Commonweal 2026-03-27-1

Wittgenstein's Apocalypse

Stern applies Wittgenstein's later philosophy to LLMs: the real threat isn't superintelligence but reinforcing a false mechanistic model of meaning. The strongest move in the piece is also its blind spot: "meaning is use" is the best argument against AI understanding and the best pragmatist defense of AI utility. If people use LLMs meaningfully, that's meaning on Wittgenstein's own terms. The critic's sharpest weapon cuts both ways.

IAI TV 2026-03-27-2

Reality Cannot Be Turned Into Mathematics

Landgrebe and Smith argue non-ergodic systems can never be fully modeled, therefore AI will fail outside regular patterns.
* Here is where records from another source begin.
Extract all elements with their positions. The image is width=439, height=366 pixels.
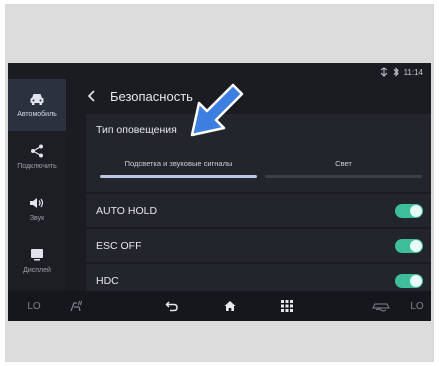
alert-type-row: Тип оповещения Подсветка и звуковые сигн… <box>86 114 431 192</box>
toggle-label: ESC OFF <box>96 239 142 252</box>
seat-heat-button[interactable] <box>64 291 88 321</box>
sidebar-item-label: Подключить <box>17 163 57 170</box>
auto-hold-switch[interactable] <box>395 203 423 218</box>
signal-icon <box>380 67 387 77</box>
car-defrost-icon <box>372 303 390 312</box>
option-light[interactable]: Свет <box>261 152 426 178</box>
right-temperature[interactable]: LO <box>406 291 428 321</box>
sidebar-item-display[interactable]: Дисплей <box>8 235 66 287</box>
display-icon <box>31 249 43 261</box>
share-icon <box>31 144 43 158</box>
toggle-label: HDC <box>96 274 119 287</box>
bluetooth-icon <box>393 67 399 77</box>
sidebar-item-label: Звук <box>29 215 45 222</box>
sidebar-item-connect[interactable]: Подключить <box>8 131 66 183</box>
sidebar-item-label: Автомобиль <box>17 111 57 118</box>
clock: 11:14 <box>403 67 423 77</box>
apps-button[interactable] <box>275 291 299 321</box>
grid-icon <box>281 300 293 312</box>
switch-knob <box>410 204 422 217</box>
defrost-button[interactable] <box>368 291 394 321</box>
back-arrow-icon[interactable] <box>86 89 98 103</box>
home-button[interactable] <box>218 291 242 321</box>
car-icon <box>30 94 44 105</box>
sidebar-item-sound[interactable]: Звук <box>8 183 66 235</box>
toggle-label: AUTO HOLD <box>96 204 158 217</box>
bottom-bar: LO LO <box>8 291 431 321</box>
back-return-icon <box>165 301 178 312</box>
status-bar: 11:14 <box>380 65 423 79</box>
alert-type-selector: Подсветка и звуковые сигналы Свет <box>96 152 426 178</box>
page-header: Безопасность <box>86 81 193 111</box>
home-icon <box>224 301 236 311</box>
switch-knob <box>410 239 422 252</box>
page-title: Безопасность <box>110 88 193 104</box>
toggle-row-esc-off: ESC OFF <box>86 228 431 262</box>
screenshot-frame: 11:14 Автомобиль Подключить Звук Дисплей… <box>0 0 439 366</box>
sidebar-item-label: Дисплей <box>23 267 51 274</box>
infotainment-screen: 11:14 Автомобиль Подключить Звук Дисплей… <box>8 63 431 321</box>
left-temperature[interactable]: LO <box>22 291 46 321</box>
toggle-row-auto-hold: AUTO HOLD <box>86 193 431 227</box>
annotation-arrow-icon <box>190 83 244 137</box>
speaker-icon <box>30 198 44 208</box>
option-lights-and-sounds[interactable]: Подсветка и звуковые сигналы <box>96 152 261 178</box>
alert-type-label: Тип оповещения <box>96 124 177 136</box>
switch-knob <box>410 274 422 287</box>
esc-off-switch[interactable] <box>395 238 423 253</box>
sidebar: Автомобиль Подключить Звук Дисплей <box>8 79 66 289</box>
sidebar-item-vehicle[interactable]: Автомобиль <box>8 79 66 131</box>
back-button[interactable] <box>160 291 184 321</box>
hdc-switch[interactable] <box>395 273 423 288</box>
seat-heat-icon <box>70 300 82 312</box>
settings-panel: Безопасность Тип оповещения Подсветка и … <box>86 79 431 297</box>
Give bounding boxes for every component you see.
The physics is sound; the conclusion isn't. Their own combustion engine example defeats them: engineering succeeds at the macro-ergodic layer of non-ergodic systems, which is exactly what useful AI does. The buried insight is better than the headline thesis: every AI use case has an ergodic component and a non-ergodic component. The companies burning cash are the ones that can't tell which is which.

Asimov Press 2026-03-27-3

The Legibility Problem

Everyone's racing to build AI that does science. Nobody's building infrastructure for humans to use what it discovers. The bottleneck isn't discovery: it's deployment through human institutions. Chess went from centaur to post-human in 20 years; science will follow the same arc, but the output must still pass through labs, regulators, and clinical infrastructure that speak human. The entity that owns the translation layer between AI-generated and human-implementable science captures value from every breakthrough that needs to reach the physical world.